Neal's funnel

This notebook introduces a toy distribution introduced by Radford Neal and is the $d+1$ dimensional,

$p(\boldsymbol{x},\nu) = \left[\prod_{i=1}^{d} \mathcal{N}(x_i|0,e^{\nu / 2})\right] \mathcal{N}(\nu|0,3),$

which has shown to cause problems for samplers owing to its "funnel" shaped geometry in the marginals $(x_i,\nu)$,

$p(x_i,\nu) = \mathcal{N}(x_i|0,e^{\nu / 2})\mathcal{N}(\nu|0,3),$

which we now plot.


In [1]:
import pints
import pints.toy
import numpy as np
import matplotlib.pyplot as plt

# Create log pdf
log_pdf = pints.toy.NealsFunnelLogPDF()

# Plot marginal density
levels = np.linspace(-7, -1, 20)
x = np.linspace(-10, 10, 100)
y = np.linspace(-10, 10, 100)
X, Y = np.meshgrid(x, y)
Z = [[log_pdf.marginal_log_pdf(i, j) for i in x] for j in y]
plt.contour(X, Y, Z, levels = levels)
plt.xlabel('x_i')
plt.ylabel('nu')
plt.show()


We can also sample independently from this toy LogPDF, and add that to the visualisation:


In [2]:
direct = log_pdf.sample(1500)

plt.contour(X, Y, Z, levels=levels, colors='k', alpha=0.2)
plt.scatter(direct[:, 0], direct[:, 9], alpha=0.2)
plt.xlim(-10, 10)
plt.ylim(-10, 10)
plt.show()


We now try to sample from the distribution with MCMC:


In [3]:
# Create an adaptive covariance MCMC routine
x0 = np.random.uniform(-25, 25, size=(3, 10))
mcmc = pints.MCMCController(log_pdf, 3, x0, method=pints.HaarioBardenetACMC)

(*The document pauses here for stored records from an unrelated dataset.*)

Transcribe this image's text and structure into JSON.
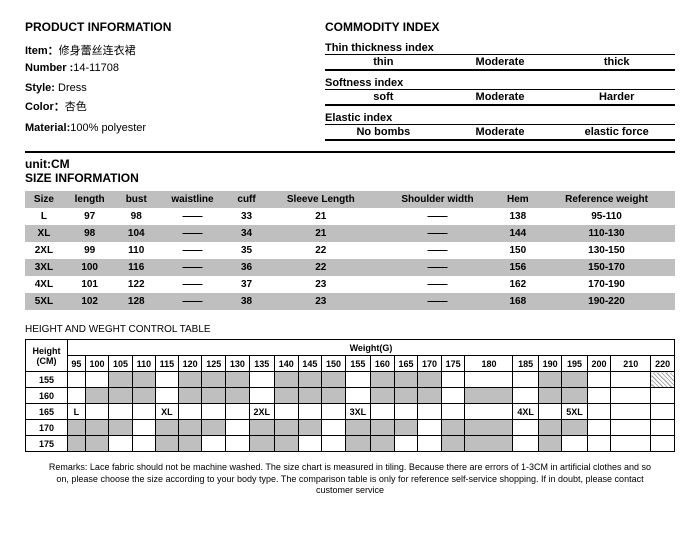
{
  "product": {
    "title": "PRODUCT INFORMATION",
    "item_label": "Item：",
    "item_value": "修身蕾丝连衣裙",
    "number_label": "Number :",
    "number_value": "14-11708",
    "style_label": "Style: ",
    "style_value": "Dress",
    "color_label": "Color：",
    "color_value": "杏色",
    "material_label": "Material:",
    "material_value": "100% polyester"
  },
  "commodity": {
    "title": "COMMODITY INDEX",
    "idx": [
      {
        "label": "Thin thickness index",
        "a": "thin",
        "b": "Moderate",
        "c": "thick"
      },
      {
        "label": "Softness index",
        "a": "soft",
        "b": "Moderate",
        "c": "Harder"
      },
      {
        "label": "Elastic index",
        "a": "No bombs",
        "b": "Moderate",
        "c": "elastic force"
      }
    ]
  },
  "unit": "unit:CM",
  "size_title": "SIZE INFORMATION",
  "size": {
    "headers": [
      "Size",
      "length",
      "bust",
      "waistline",
      "cuff",
      "Sleeve Length",
      "Shoulder width",
      "Hem",
      "Reference weight"
    ],
    "rows": [
      [
        "L",
        "97",
        "98",
        "——",
        "33",
        "21",
        "——",
        "138",
        "95-110"
      ],
      [
        "XL",
        "98",
        "104",
        "——",
        "34",
        "21",
        "——",
        "144",
        "110-130"
      ],
      [
        "2XL",
        "99",
        "110",
        "——",
        "35",
        "22",
        "——",
        "150",
        "130-150"
      ],
      [
        "3XL",
        "100",
        "116",
        "——",
        "36",
        "22",
        "——",
        "156",
        "150-170"
      ],
      [
        "4XL",
        "101",
        "122",
        "——",
        "37",
        "23",
        "——",
        "162",
        "170-190"
      ],
      [
        "5XL",
        "102",
        "128",
        "——",
        "38",
        "23",
        "——",
        "168",
        "190-220"
      ]
    ]
  },
  "hw": {
    "title": "HEIGHT AND WEGHT CONTROL TABLE",
    "weight_label": "Weight(G)",
    "height_label": "Height (CM)",
    "weights": [
      "95",
      "100",
      "105",
      "110",
      "115",
      "120",
      "125",
      "130",
      "135",
      "140",
      "145",
      "150",
      "155",
      "160",
      "165",
      "170",
      "175",
      "180",
      "185",
      "190",
      "195",
      "200",
      "210",
      "220"
    ],
    "heights": [
      "155",
      "160",
      "165",
      "170",
      "175"
    ],
    "labels": {
      "L": "L",
      "XL": "XL",
      "2XL": "2XL",
      "3XL": "3XL",
      "4XL": "4XL",
      "5XL": "5XL"
    }
  },
  "remarks": "Remarks: Lace fabric should not be machine washed. The size chart is measured in tiling. Because there are errors of 1-3CM in artificial clothes and so on, please choose the size according to your body type. The comparison table is only for reference self-service shopping. If in doubt, please contact customer service"
}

# Stop after 10000 iterations
mcmc.set_max_iterations(3000)

# Disable logging
mcmc.set_log_to_screen(False)

# Run!
print('Running...')
chains = mcmc.run()
print('Done!')

# Discard warm-up
chains = [chain[1000:] for chain in chains]


Running...
Done!

The adaptive covariance fails to get into the funnel region.


In [4]:
stacked = np.vstack(chains)
plt.contour(X, Y, Z, levels=levels, colors='k', alpha=0.2)
plt.scatter(stacked[:, 0], stacked[:, 9], alpha=0.2)
plt.xlim(-10, 10)
plt.ylim(-10, 10)
plt.show()


Now check how close the result is to the expected result, using the Kullback-Leibler divergence, and compare this to the result from sampling directly.


In [5]:
print(log_pdf.kl_divergence(stacked))
print(log_pdf.kl_divergence(direct))


1.66259443754
8.35418859013e-05

Hamiltonian Monte Carlo fares much better on this curved density.


In [28]:
# Create an adaptive covariance MCMC routine
x0 = np.random.uniform(0, 10, size=(3, 10))
sigma0 = np.repeat(0.25, 10)
mcmc = pints.MCMCController(log_pdf, 3, x0, method=pints.HamiltonianMCMC, sigma0=sigma0)

# Stop after 10000 iterations
mcmc.set_max_iterations(500)

# Disable logging
mcmc.set_log_to_screen(False)

# Run!
print('Running...')
chains = mcmc.run()
print('Done!')

stacked = np.vstack(chains)


Running...
Done!

Hamiltonian Monte Carlo does better than adaptive but still not great.


In [29]:
print(log_pdf.kl_divergence(stacked))
print(log_pdf.kl_divergence(direct))


0.451968021049
8.35418859013e-05

Visualising the path of one of the chains the sampler struggles to explore both the neck and the outside region efficiently.


In [30]:
divergent_transitions = mcmc.samplers()[0].divergent_iterations()
plt.contour(X, Y, Z, levels=levels, colors='k', alpha=0.2)
plt.plot(chains[2][:, 1], chains[2][:, 9], alpha=0.5)
plt.scatter(chains[0][divergent_transitions, 0], chains[0][divergent_transitions, 1], color='red')
plt.xlim(-10, 10)
plt.ylim(-10, 10)
plt.show()